Soldiers do not ordinarily like to salute civilians. At a solemn ramp ceremony Saturday at Kandahar Airfield, 4,000 soldiers saluted as five coffins were carried onboard an airplane that was to fly them home to Canada. And for the first time in this war, one of those caskets -- the lead one -- held the remains of a Canadian war correspondent, Michelle Lang.

...

The journalistic rules of the day [2002 - before the embed program] were that if you travelled or stayed with the Canadian military, you were somehow tainted. The major networks insisted that their journalists travel independently, with fixers and their own vehicles. That way, in their minds, the truth could be told.

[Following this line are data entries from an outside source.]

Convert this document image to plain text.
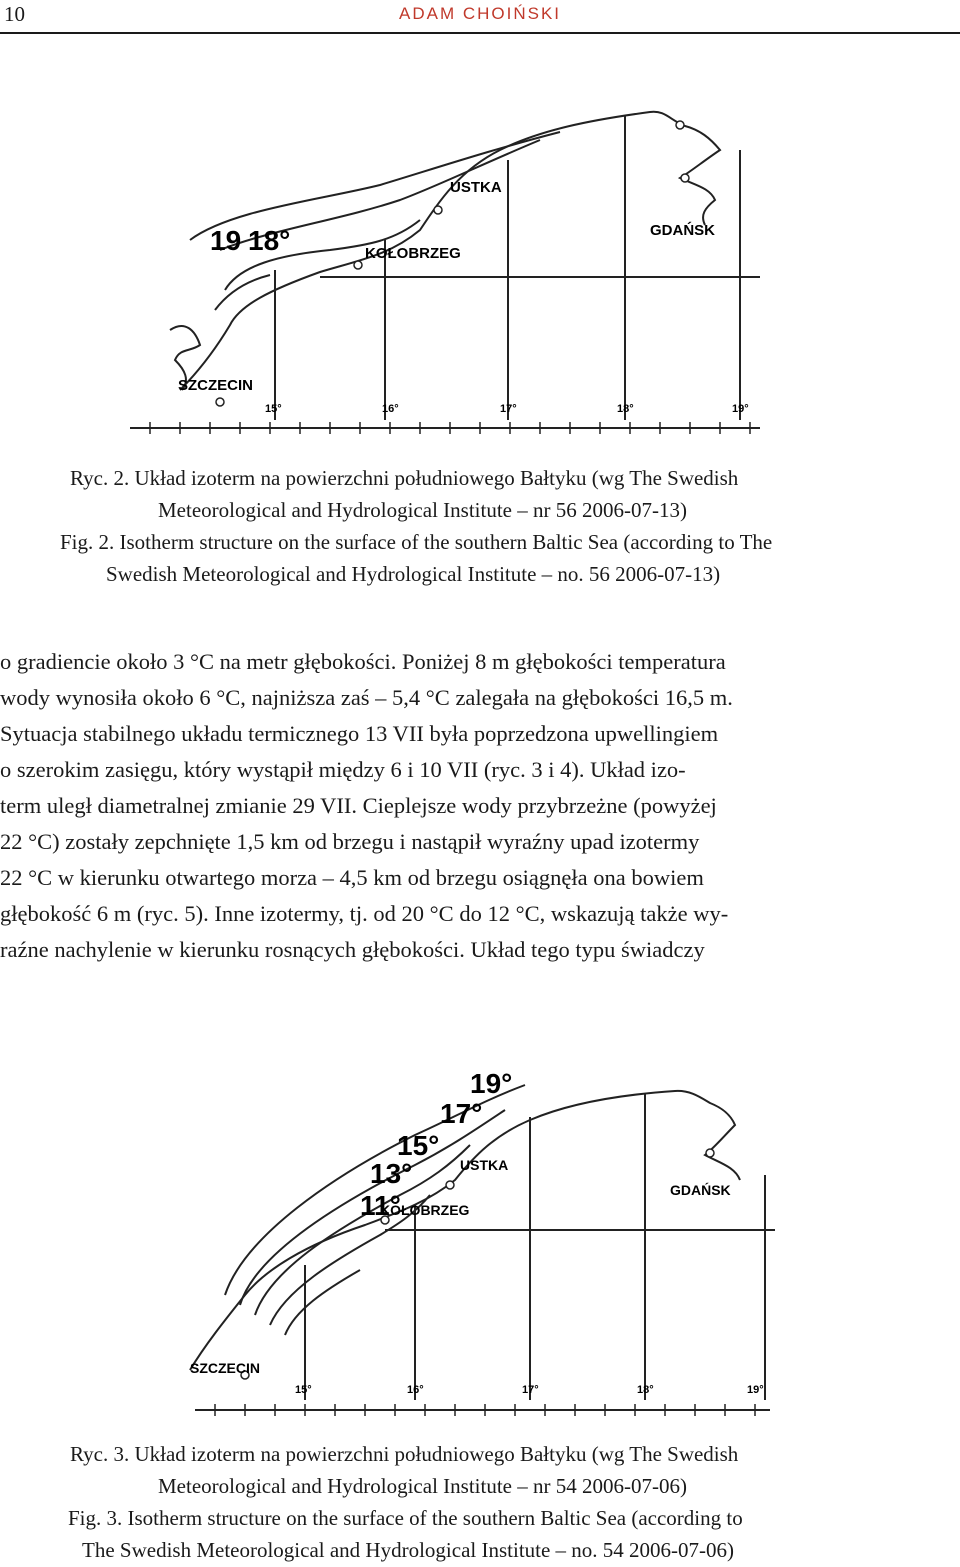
10	ADAM CHOIŃSKI
USTKA
GDAŃSK
KOŁOBRZEG
SZCZECIN
19 18°
15°	16°	17°	18°	19°
Ryc. 2. Układ izoterm na powierzchni południowego Bałtyku (wg The Swedish
Meteorological and Hydrological Institute – nr 56 2006-07-13)
Fig. 2. Isotherm structure on the surface of the southern Baltic Sea (according to The
Swedish Meteorological and Hydrological Institute – no. 56 2006-07-13)
o gradiencie około 3 °C na metr głębokości. Poniżej 8 m głębokości temperatura
wody wynosiła około 6 °C, najniższa zaś – 5,4 °C zalegała na głębokości 16,5 m.
Sytuacja stabilnego układu termicznego 13 VII była poprzedzona upwellingiem
o szerokim zasięgu, który wystąpił między 6 i 10 VII (ryc. 3 i 4). Układ izo-
term uległ diametralnej zmianie 29 VII. Cieplejsze wody przybrzeżne (powyżej
22 °C) zostały zepchnięte 1,5 km od brzegu i nastąpił wyraźny upad izotermy
22 °C w kierunku otwartego morza – 4,5 km od brzegu osiągnęła ona bowiem
głębokość 6 m (ryc. 5). Inne izotermy, tj. od 20 °C do 12 °C, wskazują także wy-
raźne nachylenie w kierunku rosnących głębokości. Układ tego typu świadczy
USTKA
GDAŃSK
KOŁOBRZEG
SZCZECIN
19°
17°
15°
13°
11°
15°	16°	17°	18°	19°
Ryc. 3. Układ izoterm na powierzchni południowego Bałtyku (wg The Swedish
Meteorological and Hydrological Institute – nr 54 2006-07-06)
Fig. 3. Isotherm structure on the surface of the southern Baltic Sea (according to
The Swedish Meteorological and Hydrological Institute – no. 54 2006-07-06)
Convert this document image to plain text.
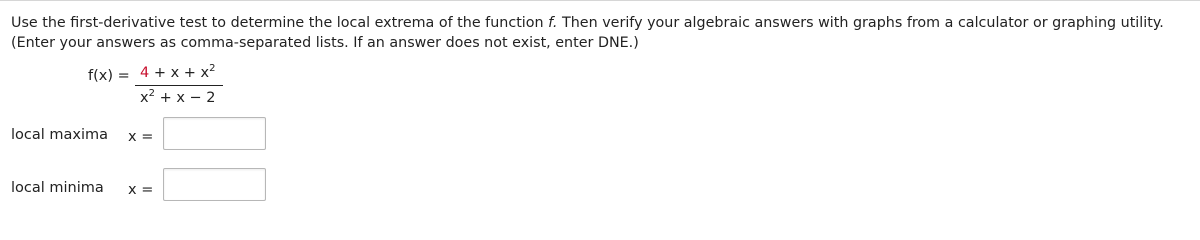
Use the first-derivative test to determine the local extrema of the function f. Then verify your algebraic answers with graphs from a calculator or graphing utility. (Enter your answers as comma-separated lists. If an answer does not exist, enter DNE.)
$f(x) = 4 + x + x^2$
$x^2 + x - 2$
local maxima x =
local minima x =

As well, the few small newspapers and independents who didn't ask permission and went to cover the story were held at bay: It was easy to accuse these independents of producing propaganda -- since they'd been travelling with and living with the military, their stories would be biased in favour of the military.

It was quite obvious that there was no trust. The media certainly did not trust the military and the feeling was mutual.

The outcome was that Canadians had no idea what was happening.

...

Our tribe -- Canadian journalists -- felt for the first time in this nightmare war, the loss of one of our own. We now know, intimately, the hurt, the indescribable emptiness, the profound grief -- something that Canadian soldiers and their families have had to deal with 138 times since 2002. We the media truly understand now.

We now all better understand the pain our soldiers feel when they lose one of their tribe -- their brother or sister in arms. And then the next day they have to don their body armour and head out on perhaps the same patrol. We find writing and editing difficult -- almost impossible. How much harder it must be for them.

We have come full circle. The distrust is gone, replaced by respect that goes both ways.